15/40 The Lessons of 30 Days

30 Days June 2012 has just finished. For those not familiar with the project, 30 Days is an event held in a month with, surprise, 30 days in it. Participants commit to making a new piece of work every day.From the 30 Days website:

By establishing deadlines, even artificial ones, the act of creation is given a higher priority in the hierarchy of everyday activities. Re-prioritizing daily tasks is often difficult at first, but becomes easier over the Thirty Days. The aim is to get something made by the end of the day. It may not be your best work, but it will give you experience with re-organizing your life to make creating art a priority.

I have participated in the project 8 times, and each time I’m reminded of the old adage “learn to do by doing”. Like many people, I grew up with a misconception about creativity and its strongly associated and misunderstood word, “inspiration”. The idea I had was that the great artists were inspired first and simply excreted their work in near perfect form. Their frequent craziness (insanity) allowed them to “get out of the way” and their art took over, such that it seemed they almost unconsciously made their great work.

Over time, this idea lost its romanticism, but there was an aspect which I did not really let go of easily: that inspiration came before work. I spent a lot of time bemoaning the fact that I did not just walk down the street and find myself struck by lightning that impelled me to race home and spend 24 hours straight downloading the muse.

Then came the great lesson of 30 Days: that in fact this inspiration/work relationship is entirely backwards. At least for me, the work has to be started first, the inspiration comes after that. For me, the hardest part has always been just turning on the equipment. In further research into the lives of artists and great thinkers, this theme has been a recurring one without fail. Inspiration is a result of work, and we are able to approach inspiration when we give to the process. My personal revelation here was that inspiration is really always there, the mistake is to expect it to descend towards us when the opportunity is always there to pull ourselves up towards it.

It may not work for everyone, but it’s a personal mythology I’ve come to be comfortable with and value tremendously in my creative endeavours.

Are you interested in trying 30 Days? Stay tuned to the website, it’s free to sign up, there’s a strong comradery, and who knows, you may find yourself inspired.
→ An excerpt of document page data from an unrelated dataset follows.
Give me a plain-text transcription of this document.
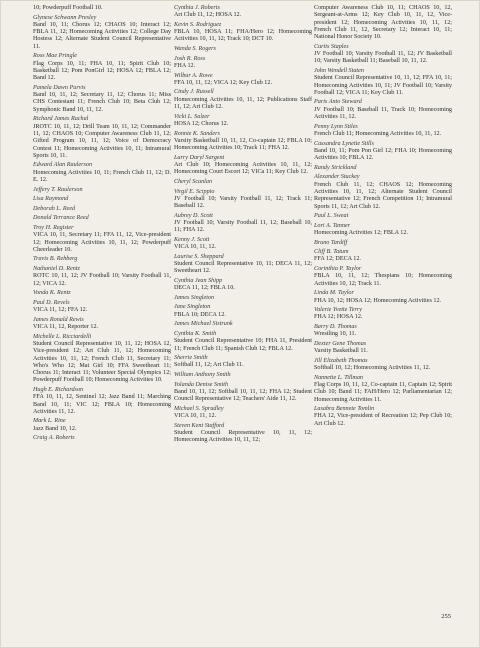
10; Powderpuff Football 10.
Glynese Schwann Presley
Band 10, 11; Chorus 12; CHAOS 10; Interact 12; FBLA 11, 12; Homecoming Activities 12; College Day Hostess 12; Alternate Student Council Representative 11.
Ross Mae Pringle
Flag Corps 10, 11; FHA 10, 11; Spirit Club 10; Basketball 12; Pom PonGirl 12; HOSA 12; FBLA 12; Band 12.
Pamela Dawn Purvis
Band 10, 11, 12; Secretary 11, 12; Chorus 11; Miss CHS Contestant 11; French Club 10; Beta Club 12; Symphonic Band 10, 11, 12.
Richard James Rachal
JROTC 10, 11, 12; Drill Team 10, 11, 12; Commander 11, 12; CHAOS 10; Computer Awareness Club 11, 12; Gifted Program 10, 11, 12; Voice of Democracy Contest 11; Homecoming Activities 10, 11; Intramural Sports 10, 11.
Edward Alan Raulerson
Homecoming Activities 10, 11; French Club 11, 12; D. E. 12.
Jeffery T. Raulerson
Lisa Raymond
Deborah L. Reed
Donald Terrance Reed
Troy H. Register
VICA 10, 11, Secretary 11; FFA 11, 12, Vice-president 12; Homecoming Activities 10, 11, 12; Powderpuff Cheerleader 10.
Travis B. Rehberg
Nathaniel D. Rentz
ROTC 10, 11, 12; JV Football 10; Varsity Football 11, 12; VICA 12.
Vonda K. Rentz
Paul D. Revels
VICA 11, 12; FFA 12.
James Ronald Rewis
VICA 11, 12, Reporter 12.
Michelle L. Ricciardelli
Student Council Representative 10, 11, 12; HOSA 12, Vice-president 12; Art Club 11, 12; Homecoming Activities 10, 11, 12; French Club 11, Secretary 11; Who's Who 12; Mat Girl 10; FFA Sweetheart 11; Chorus 11; Interact 11; Volunteer Special Olympics 12; Powderpuff Football 10; Homecoming Activities 10.
Hugh E. Richardson
FFA 10, 11, 12, Sentinel 12; Jazz Band 11; Marching Band 10, 11; VIC 12; FBLA 10; Homecoming Activities 11, 12.
Mark L. Rine
Jazz Band 10, 12.
Craig A. Roberts
Cynthia J. Roberts
Art Club 11, 12; HOSA 12.
Kevin S. Rodriguez
FBLA 10, HOSA 11; FHA/Hero 12; Homecoming Activities 10, 11, 12; Track 10; DCT 10.
Wanda S. Rogers
Josh R. Ross
FHA 12.
Wilbur A. Rowe
FFA 10, 11, 12; VICA 12; Key Club 12.
Cindy J. Russell
Homecoming Activities 10, 11, 12; Publications Staff 11, 12; Art Club 12.
Vicki L. Salzer
HOSA 12; Chorus 12.
Ronnie K. Sanders
Varsity Basketball 10, 11, 12, Co-captain 12; FBLA 10; Homecoming Activities 10; Track 11; FHA 12.
Larry Daryl Sargent
Art Club 10; Homecoming Activities 10, 11, 12; Homecoming Court Escort 12; VICa 11; Key Club 12.
Cheryl Scanlan
Virgil E. Scippio
JV Football 10; Varsity Football 11, 12; Track 11; Baseball 12.
Aubrey D. Scott
JV Football 10; Varsity Football 11, 12; Baseball 10, 11; FHA 12.
Kenny J. Scott
VICA 10, 11, 12.
Laurise S. Sheppard
Student Council Representative 10, 11; DECA 11, 12; Sweetheart 12.
Cynthia Jean Shipp
DECA 11, 12; FBLA 10.
James Singleton
Jane Singleton
FBLA 10; DECA 12.
James Michael Sistrunk
Cynthia K. Smith
Student Council Representative 10; FHA 11, President 11; French Club 11; Spanish Club 12; FBLA 12.
Sherrie Smith
Softball 11, 12; Art Club 11.
William Anthony Smith
Yolanda Denise Smith
Band 10, 11, 12; Softball 10, 11, 12; FHA 12; Student Council Representative 12; Teachers' Aide 11, 12.
Michael S. Spradley
VICA 10, 11, 12.
Steven Kent Stafford
Student Council Representative 10, 11, 12; Homecoming Activities 10, 11, 12;
Computer Awareness Club 10, 11; CHAOS 10, 12, Sergeant-at-Arms 12; Key Club 10, 11, 12, Vice-president 12; Homecoming Activities 10, 11, 12; French Club 11, 12, Secretary 12; Interact 10, 11; National Honor Society 10.
Curtis Staples
JV Football 10; Varsity Football 11, 12; JV Basketball 10; Varsity Basketball 11; Baseball 10, 11, 12.
John Wendell Staten
Student Council Representative 10, 11, 12; FFA 10, 11; Homecoming Activities 10, 11; JV Football 10; Varsity Football 12; VICA 11; Key Club 11.
Paris Anto Steward
JV Football 10; Baseball 11, Track 10; Homecoming Activities 11, 12.
Penny Lynn Stiles
French Club 11; Homecoming Activities 10, 11, 12.
Cassandra Lynette Stills
Band 10, 11; Pom Pon Girl 12; FHA 10; Homecoming Activities 10; FBLA 12.
Randy Strickland
Alexander Stuckey
French Club 11, 12; CHAOS 12; Homecoming Activities 10, 11, 12; Alternate Student Council Representative 12; French Competition 11; Intramural Sports 11, 12; Art Club 12.
Paul L. Sweat
Lori A. Tanner
Homecoming Activities 12; FBLA 12.
Bruno Tardiff
Cliff B. Tatum
FFA 12; DECA 12.
Corinthia P. Taylor
FBLA 10, 11, 12; Thespians 10; Homecoming Activities 10, 12; Track 11.
Linda M. Taylor
FHA 10, 12; HOSA 12; Homecoming Activities 12.
Valerie Yvette Terry
FHA 12; HOSA 12.
Barry D. Thomas
Wrestling 10, 11.
Dexter Gene Thomas
Varsity Basketball 11.
Jill Elizabeth Thomas
Softball 10, 12; Homecoming Activities 11, 12.
Nannette L. Tillman
Flag Corps 10, 11, 12, Co-captain 11, Captain 12; Spirit Club 10; Band 11; FAH/Hero 12; Parliamentarian 12; Homecoming Activities 11.
Lasabra Bennete Tomlin
FHA 12, Vice-president of Recreation 12; Pep Club 10; Art Club 12.
255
One thought on “15/40 The Lessons of 30 Days

  1. Nicely put, Tim. One of the most persistently amazing things about these kinds of revelations is that they are accompanied by a sudden understanding of something that we have heard over and over in our lives, like realizing the deep truth behind a cliché. Think of all the sayings that fit this idea that the work comes before the inspiration: “if the mat is not straight, the master will not sit”, “work begun is half done”, “a thousand mile journey begins with one step”, etc. There is such a huge cognitive gap between learning a lesson by rote and understanding why it is a lesson in the first place.
    I’m really glad to read that Thirty Days Project is still as valuable for you as it is for us.